Regex Problem

So whilst working on my Python, I stumbled upon this rather tricky Regex problem that took me a long time to solve. The problem is as follows:

1
2
3
4
5
6
7
How would you write a regex that matches a number with commas for every three digits? It must match the following:
• '42'
• '1,234'
• '6,368,745'
but not the following:
• '12,34,567' (which has only two digits between the commas)
• '1234' (which lacks commas)

The difficult part of this problem is making sure that your regex manages to match everything under 1000, which dictates something like \d{1-3}, but at the same time, this logic fades into irrelevance once the number passes 1000 for instance in the case of '1,234'. A thought I had was: how do you include conditional logic into Regex itself? Like, if the number is more than 1000, then the RHS parts of the regex cannot be 1-3 digits, but must be \d{3}. And so, I tried incorporating conditional logic into my regex like so, the final product of which was:

 1
 2
 3
 4
 5
 6
 7
 8
 9
10
numRegex = re.compile(r'''(
            (\d{1,3}), # Case between 1 M to 10k
            ((\d{3}),)+
                (\d{3})
                |
            (\d{1,3}),
                (\d{3}) #case between 10k to 1k
                |
                (\d{1,3}) # Case of less than 1000
                )''', re.VERBOSE)

Even so, this ugly monstrosity (which catches 3 different kinds of cases, for terms under 1k, for terms betweek 10k to 1k, and for terms from 1M to 10k and above) fails to exclude the case of ‘12,34,567’. It returns me 12 lol. And that’s because, the third condition actually catches the first part of ‘12,34,567’. The whole thing was a mess and I spent way too long on this problem so I threw the towel in and asked ChatGPT.

The answer ChatGPT returned me was simple, and works: ^\d{1,3}(,\d{3})*$

So the explanation is, the ^ and $ ‘anchors the regex to the start and end of the string to make sure it matches the entire string’. In this case, putting a $ at the end tells the regex to only match strings that end with 3 digits - if it exists, along with the comma. If, in the case of 123 the comma does not exist, then there’s no need to match 3 digits - the front part satisfies. The ^ ensures that you match 1-3 digits at the start of the string. If I just did \d{1-3}, it might match ‘12,34,567’ and return only ‘34,567’! So that is not what you want. Essentially adding the carrot ensures that you don’t only match a later part of the string that fulfils the match criteria when the whole thing should have been excluded.

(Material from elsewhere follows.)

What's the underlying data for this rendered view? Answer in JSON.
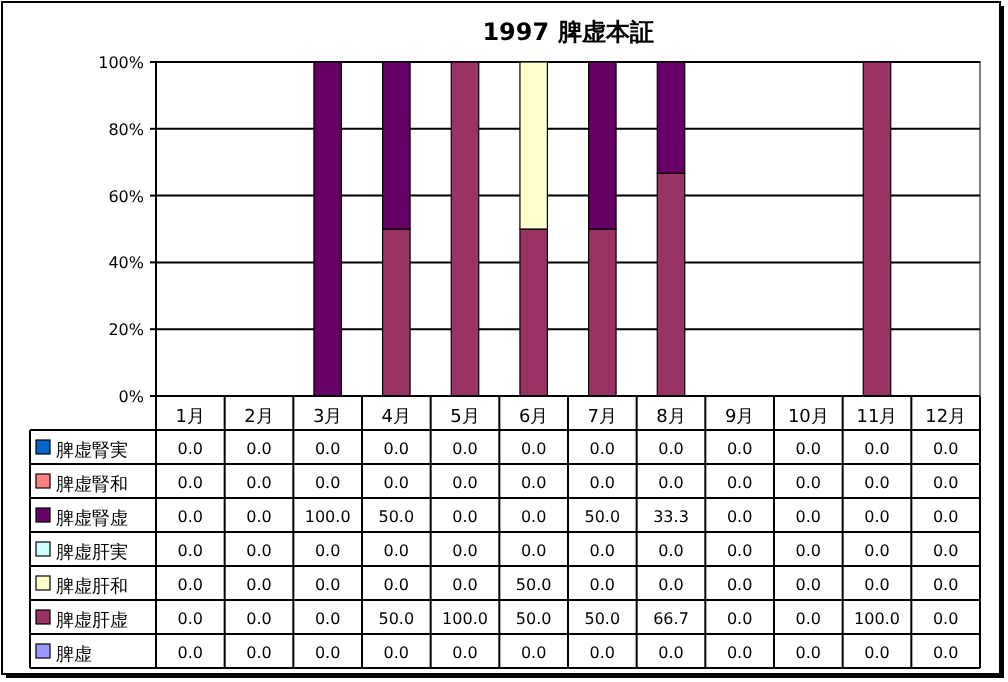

The latter part (,\d{3})* matches 0 or more of exactly 3 digits. This is way more elegant than how I thought of it - I grouped the comma in the first part.

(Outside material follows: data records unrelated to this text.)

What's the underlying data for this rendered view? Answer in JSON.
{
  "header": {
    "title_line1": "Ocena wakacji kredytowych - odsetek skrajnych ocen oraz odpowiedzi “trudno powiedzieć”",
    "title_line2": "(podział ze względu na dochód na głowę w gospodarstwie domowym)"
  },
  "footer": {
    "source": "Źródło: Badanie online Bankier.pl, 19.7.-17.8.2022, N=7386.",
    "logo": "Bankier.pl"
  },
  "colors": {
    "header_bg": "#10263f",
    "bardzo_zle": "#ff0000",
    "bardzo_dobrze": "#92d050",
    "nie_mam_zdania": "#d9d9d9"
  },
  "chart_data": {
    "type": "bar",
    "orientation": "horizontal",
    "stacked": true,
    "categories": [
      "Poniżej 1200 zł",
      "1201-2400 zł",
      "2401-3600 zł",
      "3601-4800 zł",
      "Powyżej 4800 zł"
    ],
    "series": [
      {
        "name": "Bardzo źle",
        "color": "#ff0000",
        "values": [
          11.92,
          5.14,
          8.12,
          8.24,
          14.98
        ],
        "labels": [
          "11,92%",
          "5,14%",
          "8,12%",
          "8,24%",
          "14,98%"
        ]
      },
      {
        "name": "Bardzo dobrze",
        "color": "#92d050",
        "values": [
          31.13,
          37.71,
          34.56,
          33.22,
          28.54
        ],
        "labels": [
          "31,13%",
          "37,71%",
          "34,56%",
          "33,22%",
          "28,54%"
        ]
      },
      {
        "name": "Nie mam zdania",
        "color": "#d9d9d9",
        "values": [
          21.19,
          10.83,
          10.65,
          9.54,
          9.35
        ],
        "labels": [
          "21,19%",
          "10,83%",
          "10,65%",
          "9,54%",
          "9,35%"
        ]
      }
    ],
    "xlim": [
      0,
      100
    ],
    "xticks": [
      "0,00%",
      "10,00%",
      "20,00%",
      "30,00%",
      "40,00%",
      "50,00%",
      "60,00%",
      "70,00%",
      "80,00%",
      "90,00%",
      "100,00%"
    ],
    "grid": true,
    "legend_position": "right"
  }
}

An important lesson of working with Regex seems to be:
being able to spot the pattern in the underlying structure.

In this case, if I can spot that a number 12,345,678 can be composed of 2 kinds of patterns, 1. a pattern at the start of the string that may vary between 1 to 3 digits, and that this must be at the start of the string; and 2. a pattern after that that repeats itself, with a comma, and must contain 3 digits, and may or may not exist, then I’ll be able to model this logic using a combination of all the regex symbols.

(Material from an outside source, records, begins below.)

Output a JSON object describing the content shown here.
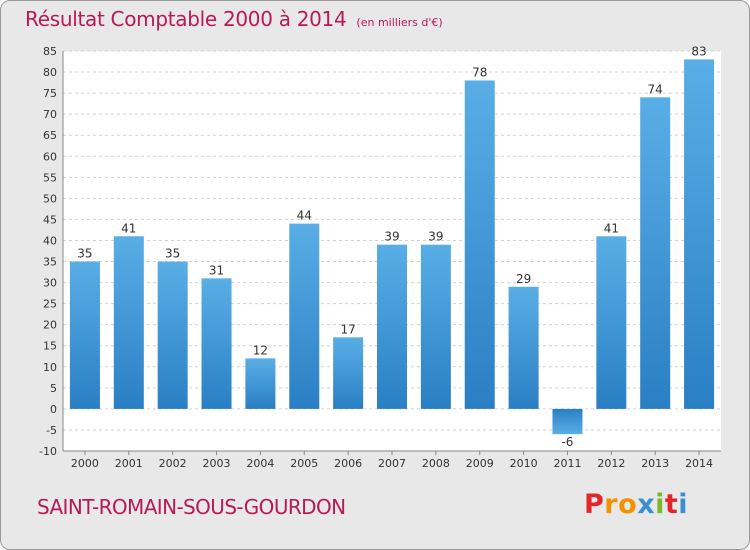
{
  "header": {
    "title": "Résultat Comptable 2000 à 2014",
    "unit": "(en milliers d'€)"
  },
  "footer": {
    "city": "SAINT-ROMAIN-SOUS-GOURDON",
    "logo": "Proxiti"
  },
  "colors": {
    "title": "#b8195a",
    "bar_light": "#5aaee6",
    "bar_dark": "#2a7fc4",
    "background": "#e8e8e8",
    "plot_background": "#ffffff",
    "logo_letters": [
      "#e3262b",
      "#f39200",
      "#f39200",
      "#3a8fd0",
      "#7ab929",
      "#e3262b",
      "#3a8fd0"
    ]
  },
  "chart_data": {
    "type": "bar",
    "categories": [
      "2000",
      "2001",
      "2002",
      "2003",
      "2004",
      "2005",
      "2006",
      "2007",
      "2008",
      "2009",
      "2010",
      "2011",
      "2012",
      "2013",
      "2014"
    ],
    "values": [
      35,
      41,
      35,
      31,
      12,
      44,
      17,
      39,
      39,
      78,
      29,
      -6,
      41,
      74,
      83
    ],
    "ylim": [
      -10,
      85
    ],
    "yticks": [
      -10,
      -5,
      0,
      5,
      10,
      15,
      20,
      25,
      30,
      35,
      40,
      45,
      50,
      55,
      60,
      65,
      70,
      75,
      80,
      85
    ],
    "grid": true,
    "data_labels": true
  }
}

ChatGPT also answered it perfectly:

1
2
3
4
5
In the original regex pattern ^\d{1,3}(,\d{3})*$:

^\d{1,3} matches one to three digits at the start of the string.  
(,\d{3})* matches zero or more occurrences of a comma followed by exactly three digits.  
$ ensures that the pattern must match the entire string, from start to finish. This means that there should be no extra characters before or after the matched number with commas.